Requirement Gathering Checklist

The product manager builds a stakeholder map covering the executive sponsor, business owner, end-user representatives, engineering lead, design lead, and any compliance / security reviewers. Note who has sign-off authority vs. who is consulted — confusing the two is the most common reason requirements get re-litigated mid-sprint.

Capture 2-4 measurable outcomes the project must move — activation rate, time-to-onboard, support ticket volume, ARR retention. Vague objectives ("improve UX") are the leading cause of scope creep; if you can't write the success metric as a number with a target, push back before continuing.

Determine whether the feature touches PHI (HIPAA), cardholder data (PCI), EU resident data (GDPR), or California residents (CCPA/CPRA). Flag accessibility scope (WCAG 2.1 AA) for any public-facing UI. Compliance constraints become non-functional requirements that change the design — surfacing them late is expensive.

Run 30-45 minute 1:1 interviews with each stakeholder group. Use open-ended prompts ("walk me through how you do this today") before closed ones. Record with consent; have a second interviewer take notes so the lead can listen. Aim for 5-8 interviews before synthesizing.

Facilitate a story-mapping or event-storming session with engineering, design, and the business owner. Use the "As a [persona], I want [outcome], so that [value]" format. Capture the workshop board (Miro, FigJam) as the source artifact for the next step.

Send a targeted survey (Typeform, Google Forms, in-app) to validate that interview themes generalize. Keep it under 8 questions; mix Likert with one open-ended. Aim for n≥30 responses before treating results as signal, not anecdote.

Use Given/When/Then or numbered AC under each user story in Jira / Linear. Each criterion is testable as a single assertion — if QA can't write a test from it, it's not done. Avoid soft verbs like "support" or "handle" without specifying inputs and outputs.

Cover performance (p95 latency targets), availability (SLO), security (authn/authz model, encryption at rest/in transit), accessibility (WCAG 2.1 AA), and observability (what gets logged/metricked). NFRs ignored at requirement time become production incidents at launch.

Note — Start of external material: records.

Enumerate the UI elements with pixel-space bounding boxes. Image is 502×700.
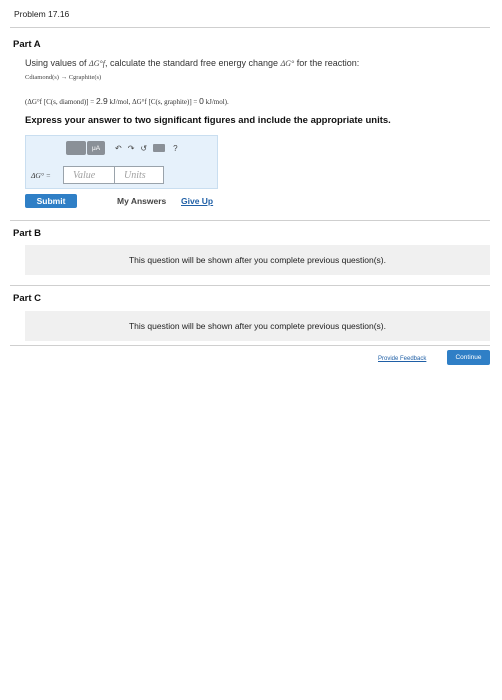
question-text: Using values of ΔG°f, calculate the stan…	[25, 58, 359, 68]
question-middle: , calculate the standard free energy cha…	[104, 58, 281, 68]
redo-icon[interactable]: ↷	[128, 141, 135, 155]
divider	[10, 27, 490, 28]
instruction-text: Express your answer to two significant f…	[25, 115, 391, 126]
templates-icon[interactable]	[66, 141, 86, 155]
delta-gf-symbol: ΔG°f	[89, 59, 105, 68]
data-unit-2: kJ/mol).	[203, 98, 229, 106]
answer-box: μA ↶ ↷ ↺ ? ΔG° =	[25, 135, 218, 189]
continue-button[interactable]: Continue	[447, 350, 490, 365]
provide-feedback-link[interactable]: Provide Feedback	[378, 356, 426, 362]
value-input[interactable]	[63, 166, 115, 184]
reaction-equation: Cdiamond(s) → Cgraphite(s)	[25, 74, 102, 81]
undo-icon[interactable]: ↶	[115, 141, 122, 155]
part-c-locked-message: This question will be shown after you co…	[128, 321, 387, 331]
data-open: (ΔG°f [C(s, diamond)] =	[25, 98, 96, 106]
problem-title: Problem 17.16	[14, 9, 70, 19]
part-c-title: Part C	[13, 293, 41, 304]
units-button[interactable]: μA	[87, 141, 105, 155]
part-c-locked-box: This question will be shown after you co…	[25, 311, 490, 341]
math-toolbar: μA ↶ ↷ ↺ ?	[66, 140, 206, 156]
units-input[interactable]	[114, 166, 164, 184]
given-data: (ΔG°f [C(s, diamond)] = 2.9 kJ/mol, ΔG°f…	[25, 96, 229, 106]
divider	[10, 285, 490, 286]
give-up-link[interactable]: Give Up	[181, 196, 213, 206]
divider	[10, 220, 490, 221]
my-answers-label: My Answers	[117, 196, 167, 206]
data-value-diamond: 2.9	[95, 96, 108, 106]
part-b-locked-message: This question will be shown after you co…	[128, 255, 387, 265]
delta-g-symbol: ΔG°	[280, 59, 295, 68]
submit-button[interactable]: Submit	[25, 194, 77, 208]
part-a-title: Part A	[13, 39, 41, 50]
keyboard-icon[interactable]	[153, 144, 166, 152]
answer-label: ΔG° =	[31, 171, 51, 180]
data-unit-1: kJ/mol, ΔG°f [C(s, graphite)] =	[107, 98, 200, 106]
question-suffix: for the reaction:	[294, 58, 360, 68]
part-b-locked-box: This question will be shown after you co…	[25, 245, 490, 275]
question-prefix: Using values of	[25, 58, 90, 68]
help-icon[interactable]: ?	[173, 141, 177, 155]
divider	[10, 345, 490, 346]
reset-icon[interactable]: ↺	[140, 141, 147, 155]
part-b-title: Part B	[13, 228, 41, 239]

List entities, fields, retention rules, and PII classification. Identify upstream/downstream systems (CRM, billing, analytics) and the contract with each — REST endpoint, event topic, webhook. New external dependencies require vendor security review; flag them now, not in code review.

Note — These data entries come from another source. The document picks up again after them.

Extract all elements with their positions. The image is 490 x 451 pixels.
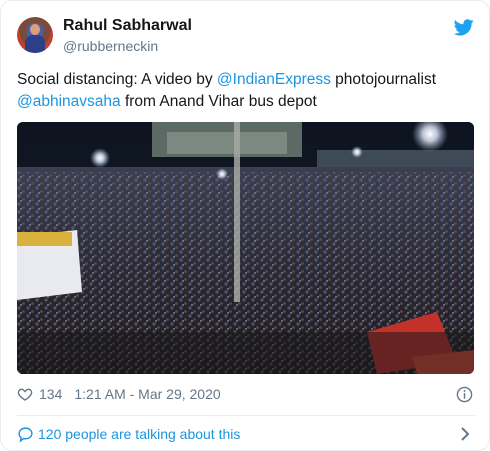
avatar[interactable]	[17, 17, 53, 53]
conversation-label[interactable]: 120 people are talking about this	[38, 426, 240, 442]
video-thumbnail[interactable]	[17, 122, 474, 374]
mention-abhinavsaha[interactable]: @abhinavsaha	[17, 93, 121, 110]
info-icon[interactable]	[456, 386, 473, 403]
author-handle[interactable]: @rubberneckin	[63, 38, 158, 54]
author-name[interactable]: Rahul Sabharwal	[63, 17, 192, 35]
tweet-text-part: from Anand Vihar bus depot	[120, 93, 317, 110]
tweet-text: Social distancing: A video by @IndianExp…	[17, 69, 477, 113]
speech-bubble-icon	[18, 426, 33, 443]
conversation-link[interactable]: 120 people are talking about this	[17, 425, 240, 443]
heart-icon[interactable]	[17, 386, 33, 402]
tweet-text-part: Social distancing: A video by	[17, 71, 217, 88]
tweet-card: Rahul Sabharwal @rubberneckin Social dis…	[0, 0, 490, 451]
tweet-timestamp[interactable]: 1:21 AM - Mar 29, 2020	[74, 386, 220, 402]
tweet-stats: 134 1:21 AM - Mar 29, 2020	[17, 385, 221, 403]
crowd-scene-image	[17, 122, 474, 374]
chevron-right-icon[interactable]	[459, 426, 471, 442]
twitter-bird-icon[interactable]	[454, 19, 474, 36]
like-count[interactable]: 134	[39, 386, 62, 402]
avatar-head	[30, 24, 40, 35]
divider	[17, 415, 475, 416]
tweet-text-part: photojournalist	[330, 71, 436, 88]
mention-indianexpress[interactable]: @IndianExpress	[217, 71, 331, 88]
avatar-body	[25, 35, 45, 53]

The tech lead reviews for technical feasibility and rough sizing (T-shirt or story points). Design reviews for UX coherence. Capture concerns as comments on the requirements doc; resolve or defer each one explicitly before sign-off.

AppSec reviews the threat model — STRIDE, data flow, trust boundaries. Privacy reviews data minimization, retention, lawful basis for processing, and DPIA need under GDPR. Required separately when the regulatory-data answer earlier was Yes.

Tag each requirement Must / Should / Could / Won't. The Must list is the MVP; Should items go into v1.1 backlog; Won't is documented to close the loop with stakeholders who asked for them. If the Must list exceeds engineering's capacity estimate, negotiate now.

Resolve each comment with a change to the doc or a written rationale for keeping current language. Track the diff so reviewers can re-review just the deltas, not the entire document.

Each Must-have requirement becomes an epic; each acceptance criterion becomes a story or task. Link back to the requirements doc URL on every epic so future readers can trace the origin without asking around.

Document who can approve scope changes mid-build, what triggers a full re-review (e.g., any change to NFRs, data model, or compliance scope), and where change requests are filed. Without this, every "small tweak" becomes a side-channel Slack ask.